Anyway until enough of my brain starts functioning to write something vaguely coherent* here are some photos I took in The Gambia and transferred to my laptop before losing the camera.

*July 2011

1 comment:

Imogen said...

Good morning dear geekster! (or even 'gekster' as I originally wrote...).
So sorry to see your leg, it does look as if you have suffered for your science. Would you believe, my 'word verification' word today is 'sting'!
Love the pics, v pleased to learn you have lots of flies, v sorry to hear about the lost/appropriated handbag...
Your mystery object is an old-fashioned kind of tin-opener. Use the prong at the end to make an initial hole, by stabbing the can firmly in a melodramatic, die-you-bastard-die manner.
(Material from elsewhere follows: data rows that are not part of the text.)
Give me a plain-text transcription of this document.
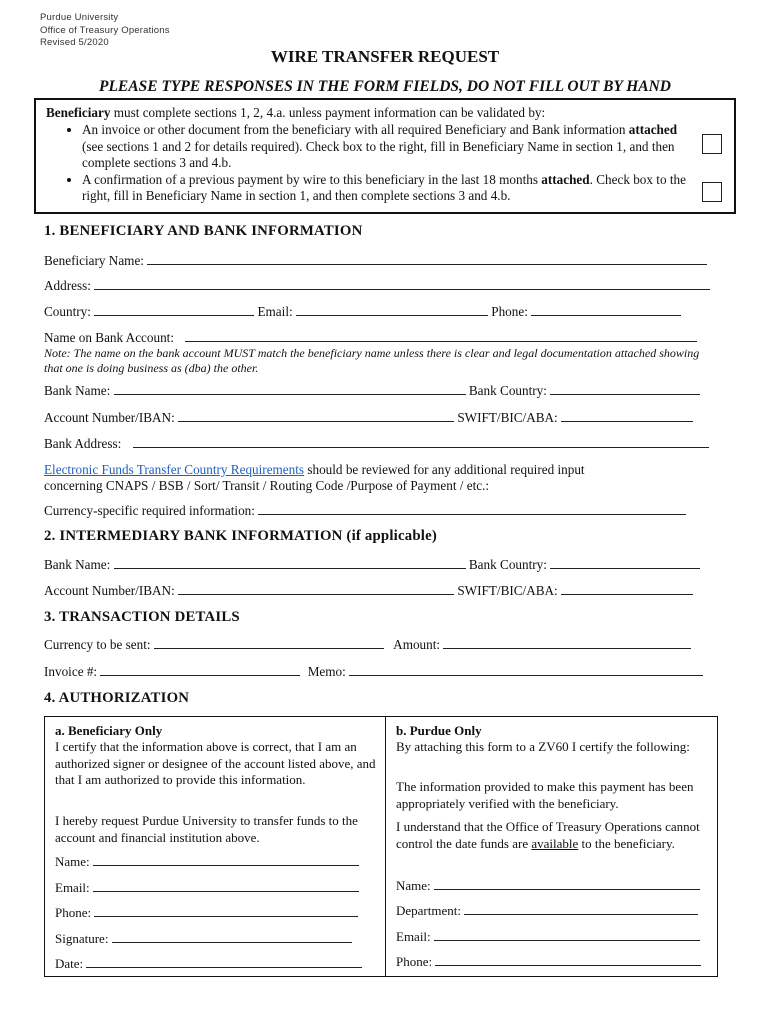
Purdue University
Office of Treasury Operations
Revised 5/2020
WIRE TRANSFER REQUEST
PLEASE TYPE RESPONSES IN THE FORM FIELDS, DO NOT FILL OUT BY HAND
Beneficiary must complete sections 1, 2, 4.a. unless payment information can be validated by:
• An invoice or other document from the beneficiary with all required Beneficiary and Bank information attached (see sections 1 and 2 for details required). Check box to the right, fill in Beneficiary Name in section 1, and then complete sections 3 and 4.b.
• A confirmation of a previous payment by wire to this beneficiary in the last 18 months attached. Check box to the right, fill in Beneficiary Name in section 1, and then complete sections 3 and 4.b.
1. BENEFICIARY AND BANK INFORMATION
Beneficiary Name:
Address:
Country:	Email:	Phone:
Name on Bank Account:
Note: The name on the bank account MUST match the beneficiary name unless there is clear and legal documentation attached showing that one is doing business as (dba) the other.
Bank Name:	Bank Country:
Account Number/IBAN:	SWIFT/BIC/ABA:
Bank Address:
Electronic Funds Transfer Country Requirements should be reviewed for any additional required input
concerning CNAPS / BSB / Sort/ Transit / Routing Code /Purpose of Payment / etc.:
Currency-specific required information:
2. INTERMEDIARY BANK INFORMATION (if applicable)
Bank Name:	Bank Country:
Account Number/IBAN:	SWIFT/BIC/ABA:
3. TRANSACTION DETAILS
Currency to be sent:	Amount:
Invoice #:	Memo:
4. AUTHORIZATION
a. Beneficiary Only
I certify that the information above is correct, that I am an authorized signer or designee of the account listed above, and that I am authorized to provide this information.
I hereby request Purdue University to transfer funds to the account and financial institution above.
Name:
Email:
Phone:
Signature:
Date:
b. Purdue Only
By attaching this form to a ZV60 I certify the following:
The information provided to make this payment has been appropriately verified with the beneficiary.
I understand that the Office of Treasury Operations cannot control the date funds are available to the beneficiary.
Name:
Department:
Email:
Phone:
Then use one of the two blades, choosing which depending on the shape of the can, to open the lid using a brutal prise-hack-prise technique. Needless to say, DO NOT TOUCH EDGE OF LID!! I haven't seen one of these since I was a kid - my grandfather used one, right up until he went into a home, with Alzheimers. I guess he'd been using it for so long that it was almost automatic, at any rate he retained all his digits, even at the stage when he called everyone 'Queenie' and thought the fridge was a postbox... They probably wouldn't be allowed to be manufactured now - IT'S HEALTH AND SAFETY GONE MAD!